An Intro to Part Preparation,Tools & Cement
Parts preparation and handy tools for working with plastics
General preparation of parts consists of cutting parts off of their sprues and filing parting lines and gate marks. When necessary, you may need to ream holes in pipe fittings to slide on the brass or plastic “piping”. Whenever possible, leave sprues on small parts to act a handles when cleaning those parts. Trim off the sprue just before assembly.
In working with our parts, we have found some basic tools and materials helpful. The successful modeler finds that using good tools makes a big difference when doing detail work.
- Pin vise and small drills
- Hobby saw
- X-Acto® modeling knife and blades
- A pair of small needle-nose pliers
- Flush-cut diagonal cutters
- A new 8″ or 10″ mill smooth file (don’t use for anything but plastic)
- Emery boards
- A surface plate (or other flat surface) for alignment
- Liquid cement for styrene (such as Testor’s® or Plastruct® ) and ACC (such as Crazy Glue® )
- White glue (such as Tacky Glue®) for wood or paper
- A 4-0 or 5-0 brush for applying cement
- Paints of your choice (see painting suggestions further on)
Cements and glues
Before cementing our parts, remove parting lines and sprue marks. This may be done with a razor knife or small file.

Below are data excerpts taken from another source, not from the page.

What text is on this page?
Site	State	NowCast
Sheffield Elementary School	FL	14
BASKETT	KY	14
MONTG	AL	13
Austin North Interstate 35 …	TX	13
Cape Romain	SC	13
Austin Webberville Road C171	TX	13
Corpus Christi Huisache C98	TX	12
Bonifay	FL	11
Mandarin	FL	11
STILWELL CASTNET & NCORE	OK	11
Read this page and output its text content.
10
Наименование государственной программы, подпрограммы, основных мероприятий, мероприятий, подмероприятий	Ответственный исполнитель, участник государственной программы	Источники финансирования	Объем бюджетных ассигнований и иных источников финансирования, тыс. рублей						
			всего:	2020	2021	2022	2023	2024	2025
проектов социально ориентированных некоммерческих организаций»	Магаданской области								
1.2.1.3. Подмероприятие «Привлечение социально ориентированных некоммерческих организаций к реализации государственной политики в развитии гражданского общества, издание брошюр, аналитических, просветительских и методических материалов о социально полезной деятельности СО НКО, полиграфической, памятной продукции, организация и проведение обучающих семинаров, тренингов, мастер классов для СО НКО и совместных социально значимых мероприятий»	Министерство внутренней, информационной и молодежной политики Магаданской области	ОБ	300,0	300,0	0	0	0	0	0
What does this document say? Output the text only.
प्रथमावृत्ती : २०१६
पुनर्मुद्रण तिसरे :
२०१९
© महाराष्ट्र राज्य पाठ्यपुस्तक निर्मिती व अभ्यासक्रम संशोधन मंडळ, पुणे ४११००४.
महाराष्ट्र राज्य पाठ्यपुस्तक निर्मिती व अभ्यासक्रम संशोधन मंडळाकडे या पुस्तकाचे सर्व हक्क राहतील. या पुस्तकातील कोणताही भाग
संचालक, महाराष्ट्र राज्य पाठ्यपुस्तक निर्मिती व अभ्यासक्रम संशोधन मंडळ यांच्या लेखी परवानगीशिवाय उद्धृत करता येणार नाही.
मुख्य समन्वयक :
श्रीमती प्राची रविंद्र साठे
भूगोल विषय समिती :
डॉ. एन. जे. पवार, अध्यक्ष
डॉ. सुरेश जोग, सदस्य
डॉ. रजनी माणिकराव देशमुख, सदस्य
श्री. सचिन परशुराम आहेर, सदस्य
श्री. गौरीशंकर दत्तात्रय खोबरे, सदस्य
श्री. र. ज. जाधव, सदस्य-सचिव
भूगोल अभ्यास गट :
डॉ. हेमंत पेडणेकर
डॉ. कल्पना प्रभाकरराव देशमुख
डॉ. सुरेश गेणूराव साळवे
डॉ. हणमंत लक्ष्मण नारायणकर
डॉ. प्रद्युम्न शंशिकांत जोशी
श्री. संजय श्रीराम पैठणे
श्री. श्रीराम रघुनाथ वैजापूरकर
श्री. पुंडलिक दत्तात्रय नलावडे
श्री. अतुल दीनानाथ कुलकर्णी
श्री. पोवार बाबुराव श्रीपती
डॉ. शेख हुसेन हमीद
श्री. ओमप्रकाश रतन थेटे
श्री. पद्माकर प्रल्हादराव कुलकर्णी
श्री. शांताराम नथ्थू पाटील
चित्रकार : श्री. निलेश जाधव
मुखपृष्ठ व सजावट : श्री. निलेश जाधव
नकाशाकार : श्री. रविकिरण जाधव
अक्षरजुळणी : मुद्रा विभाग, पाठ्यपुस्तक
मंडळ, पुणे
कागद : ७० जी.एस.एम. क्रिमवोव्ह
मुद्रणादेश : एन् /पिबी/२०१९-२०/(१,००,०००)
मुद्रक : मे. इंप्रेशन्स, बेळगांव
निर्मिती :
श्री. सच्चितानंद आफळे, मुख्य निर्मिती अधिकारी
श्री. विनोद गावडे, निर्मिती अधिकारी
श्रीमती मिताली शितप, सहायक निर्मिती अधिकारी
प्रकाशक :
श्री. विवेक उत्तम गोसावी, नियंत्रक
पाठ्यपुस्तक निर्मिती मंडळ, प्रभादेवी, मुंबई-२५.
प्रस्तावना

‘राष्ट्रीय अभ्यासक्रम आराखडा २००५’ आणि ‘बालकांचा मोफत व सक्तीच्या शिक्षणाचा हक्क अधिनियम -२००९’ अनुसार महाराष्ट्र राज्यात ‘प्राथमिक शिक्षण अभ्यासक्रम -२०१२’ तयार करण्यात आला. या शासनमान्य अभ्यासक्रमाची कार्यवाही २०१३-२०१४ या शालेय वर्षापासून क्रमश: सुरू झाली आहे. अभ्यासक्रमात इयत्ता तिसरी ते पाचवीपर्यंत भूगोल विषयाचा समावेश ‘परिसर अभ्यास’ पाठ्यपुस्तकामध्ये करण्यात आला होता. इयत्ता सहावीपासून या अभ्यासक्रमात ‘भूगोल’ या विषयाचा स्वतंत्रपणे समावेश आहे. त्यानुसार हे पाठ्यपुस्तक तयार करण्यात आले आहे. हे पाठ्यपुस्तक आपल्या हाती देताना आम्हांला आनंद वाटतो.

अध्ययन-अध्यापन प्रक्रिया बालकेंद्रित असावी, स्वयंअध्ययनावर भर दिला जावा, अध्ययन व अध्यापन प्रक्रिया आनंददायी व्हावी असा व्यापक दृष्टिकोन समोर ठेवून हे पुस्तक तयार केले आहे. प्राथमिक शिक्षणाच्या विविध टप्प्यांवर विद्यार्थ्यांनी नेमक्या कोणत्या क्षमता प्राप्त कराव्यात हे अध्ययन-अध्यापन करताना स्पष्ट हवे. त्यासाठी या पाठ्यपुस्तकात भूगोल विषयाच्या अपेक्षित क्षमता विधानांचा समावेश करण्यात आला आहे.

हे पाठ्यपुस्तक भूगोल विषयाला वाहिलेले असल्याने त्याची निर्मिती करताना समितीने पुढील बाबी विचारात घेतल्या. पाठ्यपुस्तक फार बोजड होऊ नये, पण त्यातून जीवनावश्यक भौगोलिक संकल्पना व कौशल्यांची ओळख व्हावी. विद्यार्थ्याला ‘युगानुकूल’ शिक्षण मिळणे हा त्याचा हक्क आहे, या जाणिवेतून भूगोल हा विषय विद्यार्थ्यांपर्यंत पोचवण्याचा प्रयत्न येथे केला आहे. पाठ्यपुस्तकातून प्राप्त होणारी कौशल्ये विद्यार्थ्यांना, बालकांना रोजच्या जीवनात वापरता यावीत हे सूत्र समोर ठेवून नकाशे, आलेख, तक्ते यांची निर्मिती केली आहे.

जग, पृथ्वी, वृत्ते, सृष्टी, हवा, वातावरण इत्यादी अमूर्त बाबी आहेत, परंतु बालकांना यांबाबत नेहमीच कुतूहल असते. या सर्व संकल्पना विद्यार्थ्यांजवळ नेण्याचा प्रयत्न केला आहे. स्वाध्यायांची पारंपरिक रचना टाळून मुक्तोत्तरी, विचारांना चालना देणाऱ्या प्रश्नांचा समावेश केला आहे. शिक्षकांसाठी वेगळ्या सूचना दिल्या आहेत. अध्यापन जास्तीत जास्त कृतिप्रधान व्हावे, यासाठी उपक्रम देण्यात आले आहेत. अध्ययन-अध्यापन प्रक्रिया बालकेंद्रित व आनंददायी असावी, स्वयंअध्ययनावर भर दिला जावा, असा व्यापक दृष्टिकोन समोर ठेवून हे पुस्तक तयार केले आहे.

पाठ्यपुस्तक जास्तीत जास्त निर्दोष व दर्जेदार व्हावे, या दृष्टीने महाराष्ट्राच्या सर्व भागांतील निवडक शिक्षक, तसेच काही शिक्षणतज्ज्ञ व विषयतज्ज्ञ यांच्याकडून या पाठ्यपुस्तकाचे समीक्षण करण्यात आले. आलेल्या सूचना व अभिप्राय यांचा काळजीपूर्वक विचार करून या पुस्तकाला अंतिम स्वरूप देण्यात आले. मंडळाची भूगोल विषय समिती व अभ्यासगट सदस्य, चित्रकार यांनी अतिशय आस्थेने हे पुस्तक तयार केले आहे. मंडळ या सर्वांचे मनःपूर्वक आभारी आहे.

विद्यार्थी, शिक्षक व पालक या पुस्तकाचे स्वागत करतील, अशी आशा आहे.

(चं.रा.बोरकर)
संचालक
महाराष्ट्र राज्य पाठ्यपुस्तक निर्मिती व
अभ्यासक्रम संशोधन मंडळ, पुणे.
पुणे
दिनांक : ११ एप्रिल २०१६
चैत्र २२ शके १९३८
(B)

Two types of cement are recommended for adhering plastics. Alpha Cyanoacrylate (ACC or CA) and Liquid Cement for Styrene (Testor’s Liquid® or Plastruct Bondene® The liquid cements are slow setting, but quite strong. Use them to weld styrene parts to other styrene parts. In our instructions, the word “cement” is used where application of liquid cement is necessary. Use of ACC or CA is required to fasten Delrin® parts in place and to attach styrene to metal and other surfaces. In our instructions, “ACC” or “CA” indicate usage of this product.
For cementing styrene to styrene, use one of the liquid cements. Apply with a small (#5-0) brush. To attach two pieces, align them and hold in place. Dip your brush into the plastic cement and brush on the cement to the back side of your pieces, using the cement sparingly. If you apply it too heavily, it does not improve the joint, but causes the cement to flow onto the surface of your work. The cement will then look like a blush on your front surface. If this happens, it is not a tragedy, as it can be painted over. The cement works by dissolving the edges of the plastic and “melting” the two pieces together. Too much cement can make the joint too difficult to control. Allow the joint to set for 10 minutes.
Use an instant set adhesive or contact cement to join styrene with wood or other materials. White glue can also be used in these situations. We also use it in the miniatures project kits for placing many of the tiny details that miniaturists love.
NOTE: When cementing metal to metal, metal to Delrin® or Delrin® to styrene, see that ACC surrounds the joint or surrounds the Delrin® pins. This is the only way that Delrin® can be secured. Only a small amount of ACC is necessary for a good bond.